Many Members affected by this in recent days will know that the decisions made to put an area into restriction will be effective only if they are made in conjunction with local people. I know that extremely well as a Leicester Member, where we have had restrictions for 105 or 106 days. People in towns such as Bury or Bolton or across Greater Manchester or in boroughs such as Wolverhampton, West Bromwich or parts of Birmingham need clarity about their future and local leaders need reassurance that there is a plan. Local leaders need reassurance that if they are put into a tier there is a plan to get them out of it and moved into the lower tiers. It is not clear at the moment why particular areas are in the medium tier and not in, for example, tier 2. I do not want to pick on my near parliamentary neighbour, the hon. Member for Charnwood (Edward Argar), but I hope he can explain when he responds to the debate why the city of Leicester is in tier 2 with restrictions yet his constituency, where the infection rate is 150 per 100,000, is not. Why is North East Derbyshire, where the rate is 164 per 100,000, not in that tier? Why is Barrow, where the rate is 277 per 100,000, not in that tier? There are many other examples across the House. People living in areas where restrictions are in place would like to be reassured that there is some consistency in these matters and that decisions are made transparently. I do not want to pick on the hon. Gentleman’s area, but he will see the point I am trying to make.

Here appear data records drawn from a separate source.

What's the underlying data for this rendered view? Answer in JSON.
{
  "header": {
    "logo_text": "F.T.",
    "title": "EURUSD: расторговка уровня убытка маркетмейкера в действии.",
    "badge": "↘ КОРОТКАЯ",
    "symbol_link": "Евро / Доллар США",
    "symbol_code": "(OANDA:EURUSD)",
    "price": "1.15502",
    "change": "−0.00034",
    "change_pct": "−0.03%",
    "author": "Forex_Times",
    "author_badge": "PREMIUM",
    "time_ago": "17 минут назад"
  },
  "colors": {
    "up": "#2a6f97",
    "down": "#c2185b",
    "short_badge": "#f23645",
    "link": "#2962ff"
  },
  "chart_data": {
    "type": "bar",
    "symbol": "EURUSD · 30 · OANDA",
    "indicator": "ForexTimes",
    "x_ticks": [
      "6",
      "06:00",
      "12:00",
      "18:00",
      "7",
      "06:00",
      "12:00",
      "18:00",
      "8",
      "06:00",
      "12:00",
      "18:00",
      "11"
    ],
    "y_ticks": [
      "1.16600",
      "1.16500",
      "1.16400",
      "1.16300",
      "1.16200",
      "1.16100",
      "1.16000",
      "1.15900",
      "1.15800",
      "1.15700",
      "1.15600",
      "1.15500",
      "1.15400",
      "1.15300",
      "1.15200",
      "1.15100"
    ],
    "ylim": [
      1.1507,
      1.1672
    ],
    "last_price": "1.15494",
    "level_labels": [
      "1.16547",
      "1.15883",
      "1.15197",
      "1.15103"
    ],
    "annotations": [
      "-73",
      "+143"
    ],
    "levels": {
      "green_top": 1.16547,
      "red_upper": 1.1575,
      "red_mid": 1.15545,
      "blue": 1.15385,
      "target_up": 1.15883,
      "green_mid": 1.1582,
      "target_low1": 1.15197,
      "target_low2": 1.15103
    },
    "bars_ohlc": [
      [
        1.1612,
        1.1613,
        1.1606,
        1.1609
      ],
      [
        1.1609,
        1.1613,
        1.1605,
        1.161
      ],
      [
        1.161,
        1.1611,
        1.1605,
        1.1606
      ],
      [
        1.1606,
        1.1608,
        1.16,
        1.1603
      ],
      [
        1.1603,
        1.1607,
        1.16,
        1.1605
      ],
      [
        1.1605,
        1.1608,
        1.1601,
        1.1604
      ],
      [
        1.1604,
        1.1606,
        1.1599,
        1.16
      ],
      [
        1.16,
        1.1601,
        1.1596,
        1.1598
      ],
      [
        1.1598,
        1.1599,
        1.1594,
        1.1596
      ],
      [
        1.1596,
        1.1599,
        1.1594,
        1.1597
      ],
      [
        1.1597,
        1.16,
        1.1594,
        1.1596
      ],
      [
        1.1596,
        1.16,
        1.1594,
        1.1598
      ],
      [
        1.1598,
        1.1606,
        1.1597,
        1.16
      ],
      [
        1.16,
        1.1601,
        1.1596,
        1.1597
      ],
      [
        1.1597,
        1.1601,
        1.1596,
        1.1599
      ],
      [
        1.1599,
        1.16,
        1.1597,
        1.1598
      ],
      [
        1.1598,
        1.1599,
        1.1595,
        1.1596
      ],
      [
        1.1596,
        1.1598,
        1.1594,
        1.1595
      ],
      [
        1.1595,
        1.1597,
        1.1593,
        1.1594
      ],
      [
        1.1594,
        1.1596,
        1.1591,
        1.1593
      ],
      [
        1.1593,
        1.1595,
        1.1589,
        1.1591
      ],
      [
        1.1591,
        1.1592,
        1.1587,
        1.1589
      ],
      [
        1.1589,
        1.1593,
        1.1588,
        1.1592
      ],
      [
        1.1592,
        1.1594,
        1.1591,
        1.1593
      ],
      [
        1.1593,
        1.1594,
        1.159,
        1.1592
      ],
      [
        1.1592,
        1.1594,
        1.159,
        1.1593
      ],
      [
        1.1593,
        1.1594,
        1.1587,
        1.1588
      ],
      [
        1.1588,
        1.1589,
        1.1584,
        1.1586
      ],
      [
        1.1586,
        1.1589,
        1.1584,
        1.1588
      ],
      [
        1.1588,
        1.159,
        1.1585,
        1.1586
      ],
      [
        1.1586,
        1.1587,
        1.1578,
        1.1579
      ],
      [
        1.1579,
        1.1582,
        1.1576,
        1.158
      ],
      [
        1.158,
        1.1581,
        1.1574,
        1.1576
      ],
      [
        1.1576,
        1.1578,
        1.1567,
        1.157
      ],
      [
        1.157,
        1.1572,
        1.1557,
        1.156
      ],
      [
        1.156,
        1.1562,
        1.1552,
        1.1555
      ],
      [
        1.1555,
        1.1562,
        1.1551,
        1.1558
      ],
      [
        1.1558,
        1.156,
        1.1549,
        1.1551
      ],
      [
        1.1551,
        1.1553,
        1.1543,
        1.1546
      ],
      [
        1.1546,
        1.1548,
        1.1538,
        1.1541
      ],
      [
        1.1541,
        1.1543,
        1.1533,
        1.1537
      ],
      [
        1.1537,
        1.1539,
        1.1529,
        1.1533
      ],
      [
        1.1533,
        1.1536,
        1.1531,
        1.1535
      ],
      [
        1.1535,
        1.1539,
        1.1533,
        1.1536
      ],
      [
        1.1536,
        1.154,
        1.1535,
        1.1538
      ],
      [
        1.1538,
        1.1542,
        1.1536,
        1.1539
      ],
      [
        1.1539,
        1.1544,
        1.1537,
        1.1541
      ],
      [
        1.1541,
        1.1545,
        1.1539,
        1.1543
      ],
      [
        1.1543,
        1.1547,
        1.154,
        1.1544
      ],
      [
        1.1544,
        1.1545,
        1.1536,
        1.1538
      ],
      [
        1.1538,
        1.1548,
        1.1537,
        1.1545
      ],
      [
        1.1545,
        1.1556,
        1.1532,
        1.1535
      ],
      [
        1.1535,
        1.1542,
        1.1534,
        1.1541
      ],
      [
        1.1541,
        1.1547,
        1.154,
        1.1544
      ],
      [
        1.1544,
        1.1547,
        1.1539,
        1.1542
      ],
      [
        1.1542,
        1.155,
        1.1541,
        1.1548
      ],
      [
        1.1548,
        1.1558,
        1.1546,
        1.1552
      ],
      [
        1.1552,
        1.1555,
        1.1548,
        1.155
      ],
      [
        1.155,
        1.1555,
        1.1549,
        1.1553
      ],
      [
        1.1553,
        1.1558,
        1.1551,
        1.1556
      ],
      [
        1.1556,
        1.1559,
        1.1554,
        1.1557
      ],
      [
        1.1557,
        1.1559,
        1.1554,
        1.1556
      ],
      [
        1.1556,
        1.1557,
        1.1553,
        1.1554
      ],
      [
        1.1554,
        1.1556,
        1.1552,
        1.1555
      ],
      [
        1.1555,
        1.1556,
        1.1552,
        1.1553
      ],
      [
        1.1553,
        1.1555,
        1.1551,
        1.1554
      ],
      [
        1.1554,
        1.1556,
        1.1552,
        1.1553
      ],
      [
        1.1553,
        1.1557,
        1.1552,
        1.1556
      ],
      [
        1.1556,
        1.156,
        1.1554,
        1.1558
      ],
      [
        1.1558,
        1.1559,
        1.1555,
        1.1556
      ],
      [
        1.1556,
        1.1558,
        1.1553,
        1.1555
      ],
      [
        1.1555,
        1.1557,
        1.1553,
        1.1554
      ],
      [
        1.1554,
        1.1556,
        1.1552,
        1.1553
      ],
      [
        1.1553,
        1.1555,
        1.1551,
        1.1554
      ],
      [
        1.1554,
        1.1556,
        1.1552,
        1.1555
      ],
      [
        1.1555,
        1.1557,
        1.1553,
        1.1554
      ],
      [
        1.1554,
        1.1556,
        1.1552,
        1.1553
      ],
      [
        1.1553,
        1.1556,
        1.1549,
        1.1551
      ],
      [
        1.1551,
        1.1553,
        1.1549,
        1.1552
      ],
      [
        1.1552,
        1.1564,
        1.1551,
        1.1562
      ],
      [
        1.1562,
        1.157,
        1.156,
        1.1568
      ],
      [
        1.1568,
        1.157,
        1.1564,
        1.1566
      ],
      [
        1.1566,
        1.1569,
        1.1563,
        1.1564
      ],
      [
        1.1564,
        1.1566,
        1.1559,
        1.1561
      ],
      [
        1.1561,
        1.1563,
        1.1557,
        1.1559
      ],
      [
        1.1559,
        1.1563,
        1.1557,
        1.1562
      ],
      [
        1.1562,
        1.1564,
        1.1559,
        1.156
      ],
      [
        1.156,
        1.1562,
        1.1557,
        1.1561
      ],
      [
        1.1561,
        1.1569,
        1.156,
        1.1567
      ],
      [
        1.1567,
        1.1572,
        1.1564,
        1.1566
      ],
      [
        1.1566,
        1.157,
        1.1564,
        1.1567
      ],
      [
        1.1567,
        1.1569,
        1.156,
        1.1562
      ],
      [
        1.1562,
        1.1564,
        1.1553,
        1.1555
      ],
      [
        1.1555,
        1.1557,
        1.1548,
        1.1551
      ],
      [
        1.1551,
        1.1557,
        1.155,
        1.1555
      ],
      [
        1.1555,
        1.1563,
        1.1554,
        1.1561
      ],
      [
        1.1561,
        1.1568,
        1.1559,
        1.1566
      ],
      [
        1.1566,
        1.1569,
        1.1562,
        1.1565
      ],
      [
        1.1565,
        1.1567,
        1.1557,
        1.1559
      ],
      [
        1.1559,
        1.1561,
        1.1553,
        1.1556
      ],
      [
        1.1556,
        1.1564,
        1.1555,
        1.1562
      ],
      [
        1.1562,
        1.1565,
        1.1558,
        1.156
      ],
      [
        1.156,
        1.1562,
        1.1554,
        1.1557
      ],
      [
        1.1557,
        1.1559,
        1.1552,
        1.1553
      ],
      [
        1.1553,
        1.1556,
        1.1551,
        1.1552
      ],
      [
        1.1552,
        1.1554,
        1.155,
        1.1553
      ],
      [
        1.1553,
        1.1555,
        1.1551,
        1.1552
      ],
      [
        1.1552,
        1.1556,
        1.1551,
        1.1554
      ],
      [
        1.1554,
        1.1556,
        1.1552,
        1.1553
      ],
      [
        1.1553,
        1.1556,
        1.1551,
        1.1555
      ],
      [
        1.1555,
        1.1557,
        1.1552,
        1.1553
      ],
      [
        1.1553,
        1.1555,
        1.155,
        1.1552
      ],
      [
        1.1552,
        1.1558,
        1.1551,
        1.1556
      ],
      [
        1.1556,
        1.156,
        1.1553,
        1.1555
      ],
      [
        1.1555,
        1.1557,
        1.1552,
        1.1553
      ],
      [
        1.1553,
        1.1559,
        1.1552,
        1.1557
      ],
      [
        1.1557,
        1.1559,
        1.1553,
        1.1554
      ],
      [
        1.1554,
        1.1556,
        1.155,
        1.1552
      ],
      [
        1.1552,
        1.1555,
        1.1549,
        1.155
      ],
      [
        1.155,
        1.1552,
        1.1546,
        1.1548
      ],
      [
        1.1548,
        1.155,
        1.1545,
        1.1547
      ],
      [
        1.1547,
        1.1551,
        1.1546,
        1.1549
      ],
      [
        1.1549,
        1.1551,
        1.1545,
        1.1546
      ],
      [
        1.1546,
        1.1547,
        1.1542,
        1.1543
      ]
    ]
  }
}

Of course, the areas where hospitality has closed need support to save jobs and protect livelihoods. At the moment, there is a financial package on offer for tier 3 —the Opposition do not think it goes far enough; we do not think it is adequate—but there is no financial support for tier 2, even though there will be a significant impact on the local economy, as we have seen in Leicester. On tiers 2 and 3, could the Minister, in responding to the debate, say a little bit about care homes? What does he say to the thousands of families who, under tier 2 and now tier 3, will not be able to visit their loved ones in care homes? The impact on a loved one in a care home of not being able to see their family is immense, especially in the winter months as we run up to Christmas. What steps will the Government take to support those areas in tiers 2 and 3 so that families can safely resume visiting their loved ones? Will he commit to a 24-hour turnaround in test results in care homes so that care homes and residents are protected?

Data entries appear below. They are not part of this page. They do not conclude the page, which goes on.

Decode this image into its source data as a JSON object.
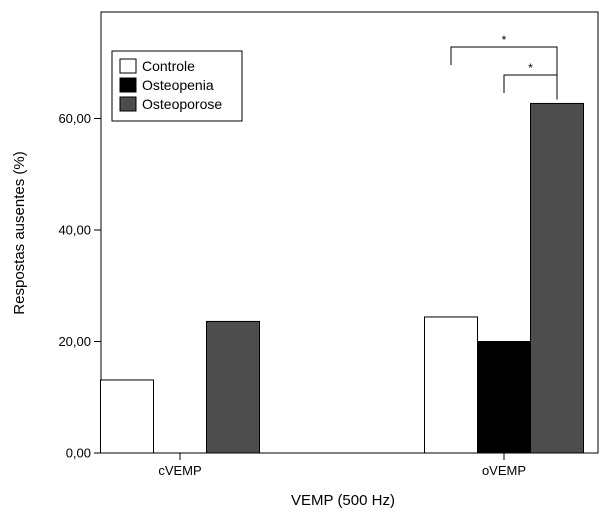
{
  "chart_data": {
    "type": "bar",
    "title": "",
    "xlabel": "VEMP (500 Hz)",
    "ylabel": "Respostas ausentes (%)",
    "categories": [
      "cVEMP",
      "oVEMP"
    ],
    "ylim": [
      0,
      74
    ],
    "yticks": [
      0,
      20,
      40,
      60
    ],
    "ytick_labels": [
      "0,00",
      "20,00",
      "40,00",
      "60,00"
    ],
    "series": [
      {
        "name": "Controle",
        "color": "#ffffff",
        "values": [
          13.1,
          24.4
        ]
      },
      {
        "name": "Osteopenia",
        "color": "#000000",
        "values": [
          0,
          20.0
        ]
      },
      {
        "name": "Osteoporose",
        "color": "#4d4d4d",
        "values": [
          23.6,
          62.7
        ]
      }
    ],
    "legend_position": "top-left",
    "grid": false,
    "significance": [
      {
        "category": "oVEMP",
        "from_series": 0,
        "to_series": 2,
        "label": "*"
      },
      {
        "category": "oVEMP",
        "from_series": 1,
        "to_series": 2,
        "label": "*"
      }
    ]
  }
}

This brings me to testing and tracing. One of the great strides we made in Leicester was door-to-door testing. Can the Minister guarantee that any areas in tier 2 and tier 3 will get capacity for door-to-door testing? Back in August, the Government promised that local areas would have more control over test and trace, with dedicated teams backed up by local authorities, but under this tiered system it was reported yesterday that only areas in tier 3 would have greater local control over contact tracing and testing. Why was this not put in place months ago, and why has it not been put in place everywhere across the country, not just for tier 3? This is the point that the right hon. Member for Forest of Dean (Mr Harper) made, and he made it extremely well.

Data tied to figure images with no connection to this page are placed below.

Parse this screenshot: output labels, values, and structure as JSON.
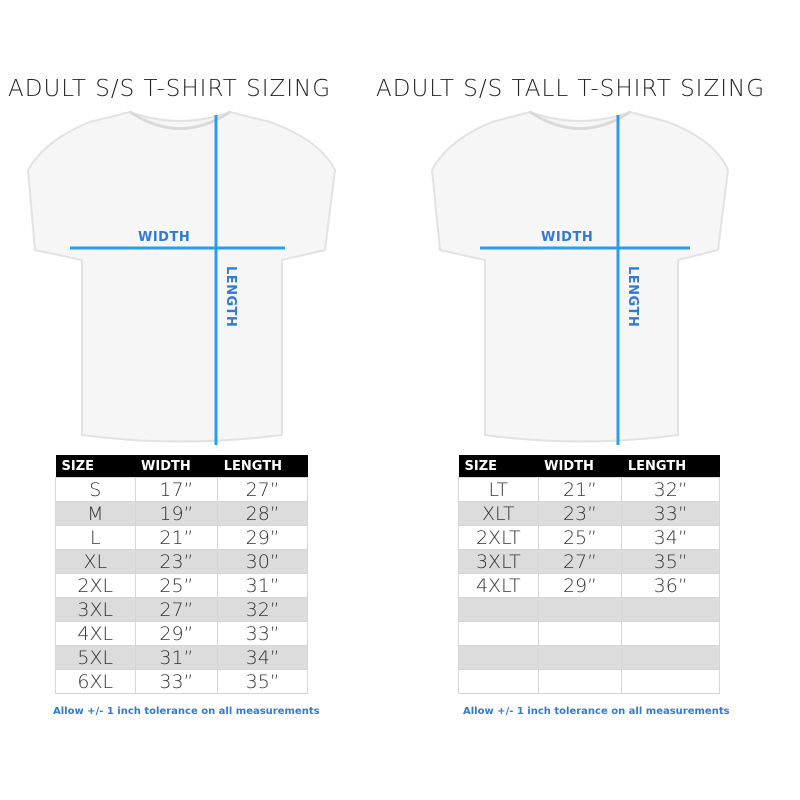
{
  "accent_color": "#2f7ad8",
  "left": {
    "title": "ADULT S/S T-SHIRT SIZING",
    "width_label": "WIDTH",
    "length_label": "LENGTH",
    "headers": [
      "SIZE",
      "WIDTH",
      "LENGTH"
    ],
    "rows": [
      [
        "S",
        "17”",
        "27”"
      ],
      [
        "M",
        "19”",
        "28”"
      ],
      [
        "L",
        "21”",
        "29”"
      ],
      [
        "XL",
        "23”",
        "30”"
      ],
      [
        "2XL",
        "25”",
        "31”"
      ],
      [
        "3XL",
        "27”",
        "32”"
      ],
      [
        "4XL",
        "29”",
        "33”"
      ],
      [
        "5XL",
        "31”",
        "34”"
      ],
      [
        "6XL",
        "33”",
        "35”"
      ]
    ],
    "note": "Allow +/- 1 inch tolerance on all measurements"
  },
  "right": {
    "title": "ADULT S/S TALL T-SHIRT SIZING",
    "width_label": "WIDTH",
    "length_label": "LENGTH",
    "headers": [
      "SIZE",
      "WIDTH",
      "LENGTH"
    ],
    "rows": [
      [
        "LT",
        "21”",
        "32”"
      ],
      [
        "XLT",
        "23”",
        "33”"
      ],
      [
        "2XLT",
        "25”",
        "34”"
      ],
      [
        "3XLT",
        "27”",
        "35”"
      ],
      [
        "4XLT",
        "29”",
        "36”"
      ],
      [
        "",
        "",
        ""
      ],
      [
        "",
        "",
        ""
      ],
      [
        "",
        "",
        ""
      ],
      [
        "",
        "",
        ""
      ]
    ],
    "note": "Allow +/- 1 inch tolerance on all measurements"
  }
}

I am sorry, but the testing and tracing regime has become a broken system that continues to misfire. We even have SAGE now warning that it is having a marginal impact on transmission, as the right hon. Gentleman said. To be frank, and I know Conservative Member will groan at this, if Serco has not come up with a solution by now, it never will. Scrap the contract, put public health and local NHS partnerships in control of testing, and invest in the widespread backward contact tracing we need. It is still only in its infancy, but it is absolutely vital to getting in control of the virus, and we need to expand it at a local level.